Frequently Asked Questions

General

What is the difference between Sum-Product Networks (SPNs) and JPTs?: SPNs define dependency trees where edges between variables indicate a direct probabilistic influence. JPTs define computational trees that are a mixture of local factorised distributions. In an SPN the structural assumptions are fixed before learning; in a JPT the partitioning of the data space is inferred from data, making JPTs non-parametric and free of prior structural assumptions.
Do I need to specify variable types manually?: No. infer_from_dataframe() inspects the DataFrame column dtypes and creates the appropriate variable type automatically (NumericVariable for float/int columns, SymbolicVariable for object/category columns). You only need to construct variables manually if you want fine-grained control over the domain or resolution.
Can JPTs handle missing values?: Not directly during training. Drop or impute missing values before calling fit(). During inference, simply omit the variable from the evidence dict — marginalisation is exact and handles unobserved variables correctly.
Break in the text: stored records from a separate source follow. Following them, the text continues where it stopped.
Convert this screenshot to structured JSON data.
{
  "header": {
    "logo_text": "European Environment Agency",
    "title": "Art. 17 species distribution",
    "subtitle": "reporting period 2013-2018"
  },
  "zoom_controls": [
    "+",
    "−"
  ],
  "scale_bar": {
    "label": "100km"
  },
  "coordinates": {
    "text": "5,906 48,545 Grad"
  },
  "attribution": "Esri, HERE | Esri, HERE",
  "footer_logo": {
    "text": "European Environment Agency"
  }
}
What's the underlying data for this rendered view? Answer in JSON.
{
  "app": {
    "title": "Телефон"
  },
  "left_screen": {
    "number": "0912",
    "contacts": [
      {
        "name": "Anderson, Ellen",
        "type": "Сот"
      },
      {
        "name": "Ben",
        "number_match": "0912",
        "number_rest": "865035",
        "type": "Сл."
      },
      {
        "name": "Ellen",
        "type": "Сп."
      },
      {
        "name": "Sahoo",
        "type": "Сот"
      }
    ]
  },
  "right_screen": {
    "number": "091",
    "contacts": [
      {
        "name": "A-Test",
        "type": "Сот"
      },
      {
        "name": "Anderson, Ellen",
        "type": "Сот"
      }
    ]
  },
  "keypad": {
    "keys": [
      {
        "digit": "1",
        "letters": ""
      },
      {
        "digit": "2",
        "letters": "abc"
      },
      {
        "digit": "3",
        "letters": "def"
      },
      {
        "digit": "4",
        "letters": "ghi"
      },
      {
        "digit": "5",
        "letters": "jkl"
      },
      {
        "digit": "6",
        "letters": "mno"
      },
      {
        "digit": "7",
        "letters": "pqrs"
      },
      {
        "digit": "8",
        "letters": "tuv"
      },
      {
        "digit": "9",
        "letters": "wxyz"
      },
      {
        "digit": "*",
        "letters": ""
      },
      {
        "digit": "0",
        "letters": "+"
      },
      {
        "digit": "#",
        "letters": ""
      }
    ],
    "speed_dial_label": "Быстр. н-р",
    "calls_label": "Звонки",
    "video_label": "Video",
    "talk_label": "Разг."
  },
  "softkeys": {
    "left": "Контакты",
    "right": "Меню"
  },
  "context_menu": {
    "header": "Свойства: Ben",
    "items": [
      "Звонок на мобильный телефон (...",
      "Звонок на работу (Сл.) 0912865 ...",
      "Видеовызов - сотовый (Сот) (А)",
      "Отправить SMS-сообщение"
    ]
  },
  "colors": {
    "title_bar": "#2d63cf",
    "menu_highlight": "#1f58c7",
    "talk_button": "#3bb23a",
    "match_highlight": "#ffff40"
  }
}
What does ``min_samples_leaf`` control?: It sets the minimum number of training samples required to create a leaf. Values between 0 and 1 are treated as fractions of the training set size. Smaller values allow deeper, more expressive trees; larger values produce simpler, smoother models. Start with 0.01–0.05 and tune using cross-validation or held-out likelihood.
What is the difference between generative and discriminative mode?: In generative mode (default) the tree is split to maximise information gain over all variables simultaneously. The resulting model represents the full joint distribution \(P(\mathcal{X})\). In discriminative mode (targets=[...]) splits are scored only on the target variables, which gives better predictive accuracy for classification and regression at the cost of a less faithful joint model.
How do I avoid overfitting?: Increase min_samples_leaf or set min_impurity_improvement to a small positive value (e.g. 1e-4). You can also use max_leaves to hard-cap the number of leaves.

What does ``model.infer()`` return?: A scalar float: the (conditional) probability of the query given the evidence. For a marginal query (no evidence) this is \(P(Q)\). For a conditional query it is \(P(Q \mid E)\).
What does ``model.posterior()`` return?: A dict mapping each queried variable to a marginal distribution object (Multinomial for symbolic variables, a quantile-based distribution for numeric variables). The distributions are independent conditional on the evidence, although the variables may be correlated.
What happens when evidence is unsatisfiable?: infer() returns 0.0. posterior() raises a ValueError. Check your evidence ranges before calling posterior() if you are not sure whether the evidence is reachable.
How does MPE differ from posterior expectation?: mpe() returns the most likely assignment (mode) of all query variables jointly. The posterior expectation (expectation()) returns the mean of each variable’s marginal distribution independently. For multimodal distributions they can differ substantially.

My model is slow to query. What should I do?: Use min_samples_leaf to limit the number of leaves. For batch queries consider wrapping evidence rows in a loop over a pre-built varnames lookup dict to avoid repeated string lookups. The bind() method also pre-computes an evidence-conditioned subtree that can be reused for multiple downstream queries.
Can I train on very large datasets?: Training is O(n log n) per variable per split level. For datasets above a few million rows consider sub-sampling for tree construction while keeping the full data for leaf distribution fitting, or use min_samples_leaf with a higher fraction to limit tree depth.